Wednesday, August 2, 2017

REASON

REASON

“And it came to pass, that, while they communed together and reasoned, Jesus himself drew near, and went with them.” Luke 24:15 cf. vs. 25-27


reason  the power of the mind to think, understand, and form judgments by a process of logic. 
These men while reasoning were not considering all the facts which logically led to the answer they searched for. They failed to consider the words of God they had heard their whole lives from the OT. This Jesus brought into the picture as stated in vs.25-27. When considering all the prophets words He was the Messiah sent for their salvation and belief. Paul did this in 1 Cor. 15:1-4 and it was called the gospel, not only His death and burial but also His resurrection, all according to the scriptures which is the only true source to base your reasoning to form your logical conclusion.
“Then he said unto them, O fools, and slow of heart to believe all that the prophets have spoken:  Ought not Christ to have suffered these things, and to enter into his glory?  And beginning at Moses and all the prophets, he expounded unto them in all the scriptures the things concerning himself.”

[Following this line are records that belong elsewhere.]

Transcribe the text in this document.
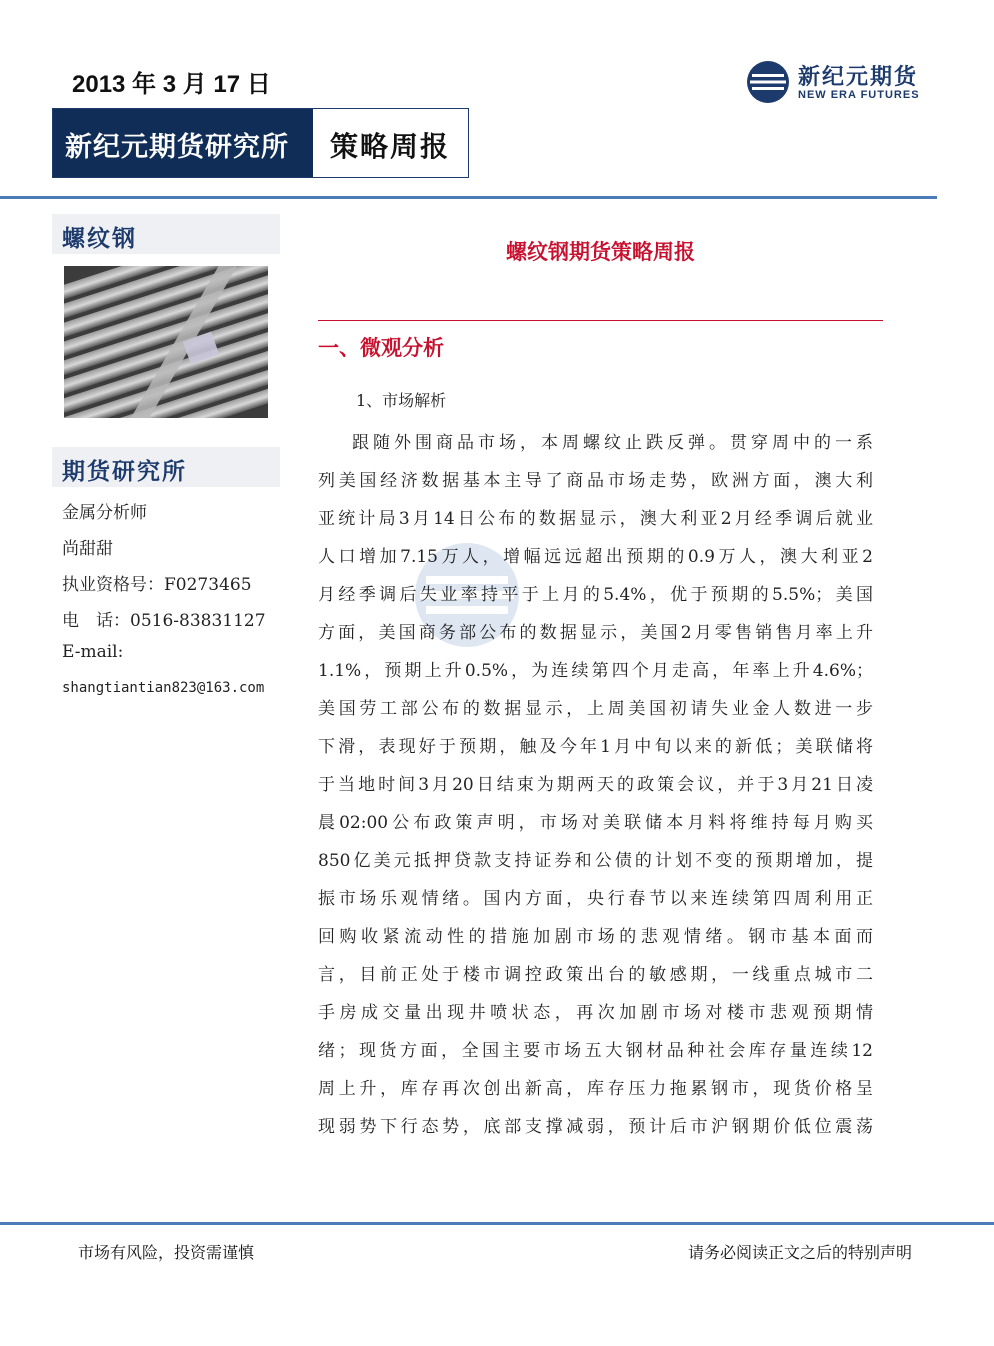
2013 年 3 月 17 日	新纪元期货
NEW ERA FUTURES
新纪元期货研究所 策略周报
螺纹钢
期货研究所
金属分析师
尚甜甜
执业资格号：F0273465
电　话：0516-83831127
E-mail:
shangtiantian823@163.com
螺纹钢期货策略周报
一、微观分析
1、市场解析
跟随外围商品市场，本周螺纹止跌反弹。贯穿周中的一系
列美国经济数据基本主导了商品市场走势，欧洲方面，澳大利
亚统计局3月14日公布的数据显示，澳大利亚2月经季调后就业
人口增加7.15万人，增幅远远超出预期的0.9万人，澳大利亚2
月经季调后失业率持平于上月的5.4%，优于预期的5.5%；美国
方面，美国商务部公布的数据显示，美国2月零售销售月率上升
1.1%，预期上升0.5%，为连续第四个月走高，年率上升4.6%；
美国劳工部公布的数据显示，上周美国初请失业金人数进一步
下滑，表现好于预期，触及今年1月中旬以来的新低；美联储将
于当地时间3月20日结束为期两天的政策会议，并于3月21日凌
晨02:00公布政策声明，市场对美联储本月料将维持每月购买
850亿美元抵押贷款支持证券和公债的计划不变的预期增加，提
振市场乐观情绪。国内方面，央行春节以来连续第四周利用正
回购收紧流动性的措施加剧市场的悲观情绪。钢市基本面而
言，目前正处于楼市调控政策出台的敏感期，一线重点城市二
手房成交量出现井喷状态，再次加剧市场对楼市悲观预期情
绪；现货方面，全国主要市场五大钢材品种社会库存量连续12
周上升，库存再次创出新高，库存压力拖累钢市，现货价格呈
现弱势下行态势，底部支撑减弱，预计后市沪钢期价低位震荡
市场有风险，投资需谨慎	请务必阅读正文之后的特别声明
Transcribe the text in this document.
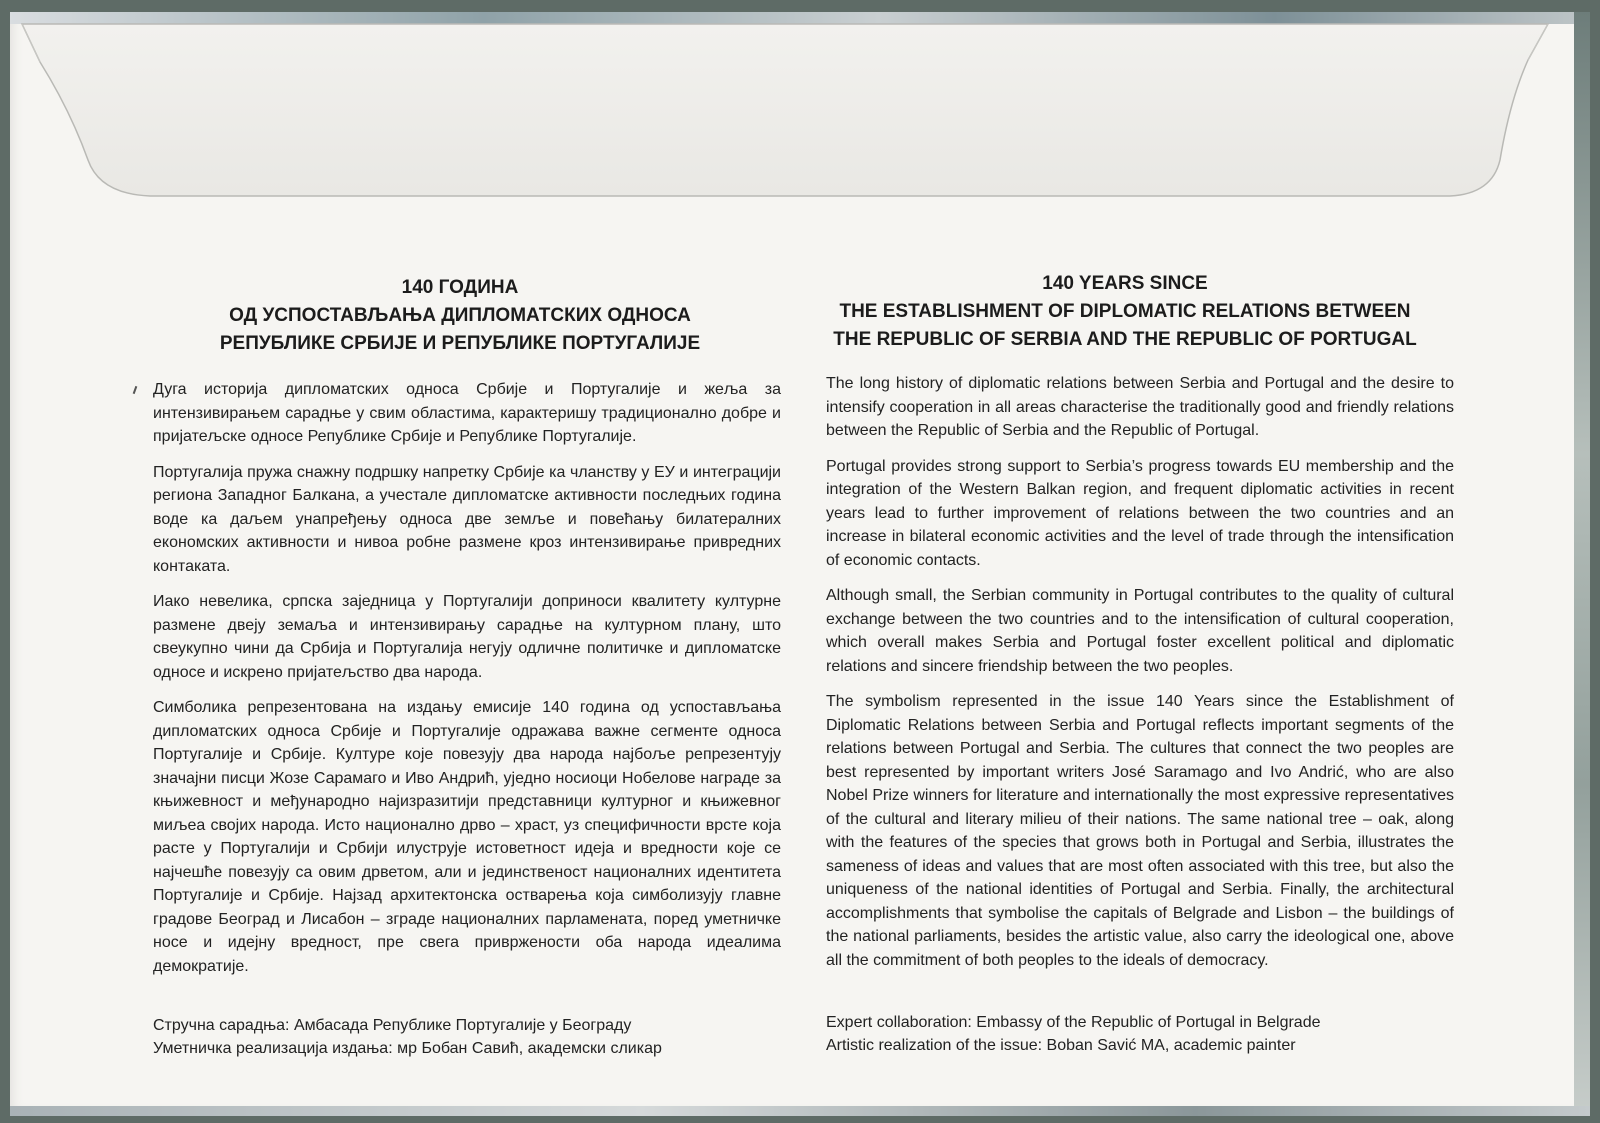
140 ГОДИНА
ОД УСПОСТАВЉАЊА ДИПЛОМАТСКИХ ОДНОСА
РЕПУБЛИКЕ СРБИЈЕ И РЕПУБЛИКЕ ПОРТУГАЛИЈЕ
140 YEARS SINCE
THE ESTABLISHMENT OF DIPLOMATIC RELATIONS BETWEEN
THE REPUBLIC OF SERBIA AND THE REPUBLIC OF PORTUGAL

Дуга историја дипломатских односа Србије и Португалије и жеља за интензивирањем сарадње у свим областима, карактеришу традиционално добре и пријатељске односе Републике Србије и Републике Португалије.

Португалија пружа снажну подршку напретку Србије ка чланству у ЕУ и интеграцији региона Западног Балкана, а учестале дипломатске активности последњих година воде ка даљем унапређењу односа две земље и повећању билатералних економских активности и нивоа робне размене кроз интензивирање привредних контаката.

Иако невелика, српска заједница у Португалији доприноси квалитету културне размене двеју земаља и интензивирању сарадње на културном плану, што свеукупно чини да Србија и Португалија негују одличне политичке и дипломатске односе и искрено пријатељство два народа.

Симболика репрезентована на издању емисије 140 година од успостављања дипломатских односа Србије и Португалије одражава важне сегменте односа Португалије и Србије. Културе које повезују два народа најбоље репрезентују значајни писци Жозе Сарамаго и Иво Андрић, уједно носиоци Нобелове награде за књижевност и међународно најизразитији представници културног и књижевног миљеа својих народа. Исто национално дрво – храст, уз специфичности врсте која расте у Португалији и Србији илуструје истоветност идеја и вредности које се најчешће повезују са овим дрветом, али и јединственост националних идентитета Португалије и Србије. Најзад архитектонска остварења која симболизују главне градове Београд и Лисабон – зграде националних парламената, поред уметничке носе и идејну вредност, пре свега привржености оба народа идеалима демократије.

The long history of diplomatic relations between Serbia and Portugal and the desire to intensify cooperation in all areas characterise the traditionally good and friendly relations between the Republic of Serbia and the Republic of Portugal.

Portugal provides strong support to Serbia’s progress towards EU membership and the integration of the Western Balkan region, and frequent diplomatic activities in recent years lead to further improvement of relations between the two countries and an increase in bilateral economic activities and the level of trade through the intensification of economic contacts.

Although small, the Serbian community in Portugal contributes to the quality of cultural exchange between the two countries and to the intensification of cultural cooperation, which overall makes Serbia and Portugal foster excellent political and diplomatic relations and sincere friendship between the two peoples.

The symbolism represented in the issue 140 Years since the Establishment of Diplomatic Relations between Serbia and Portugal reflects important segments of the relations between Portugal and Serbia. The cultures that connect the two peoples are best represented by important writers José Saramago and Ivo Andrić, who are also Nobel Prize winners for literature and internationally the most expressive representatives of the cultural and literary milieu of their nations. The same national tree – oak, along with the features of the species that grows both in Portugal and Serbia, illustrates the sameness of ideas and values that are most often associated with this tree, but also the uniqueness of the national identities of Portugal and Serbia. Finally, the architectural accomplishments that symbolise the capitals of Belgrade and Lisbon – the buildings of the national parliaments, besides the artistic value, also carry the ideological one, above all the commitment of both peoples to the ideals of democracy.

Стручна сарадња: Амбасада Републике Португалије у Београду
Уметничка реализација издања: мр Бобан Савић, академски сликар
Expert collaboration: Embassy of the Republic of Portugal in Belgrade
Artistic realization of the issue: Boban Savić MA, academic painter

“Now I make known to you, brethren, the gospel which I preached to you, which also you received, in which also you stand, by which also you are saved, if you hold fast the word which I preached to you, unless you believed in vain. For I delivered to you as of first importance what I also received, that Christ died for our sins according to the Scriptures,  and that He was buried, and that He was raised on the third day according to the Scriptures.”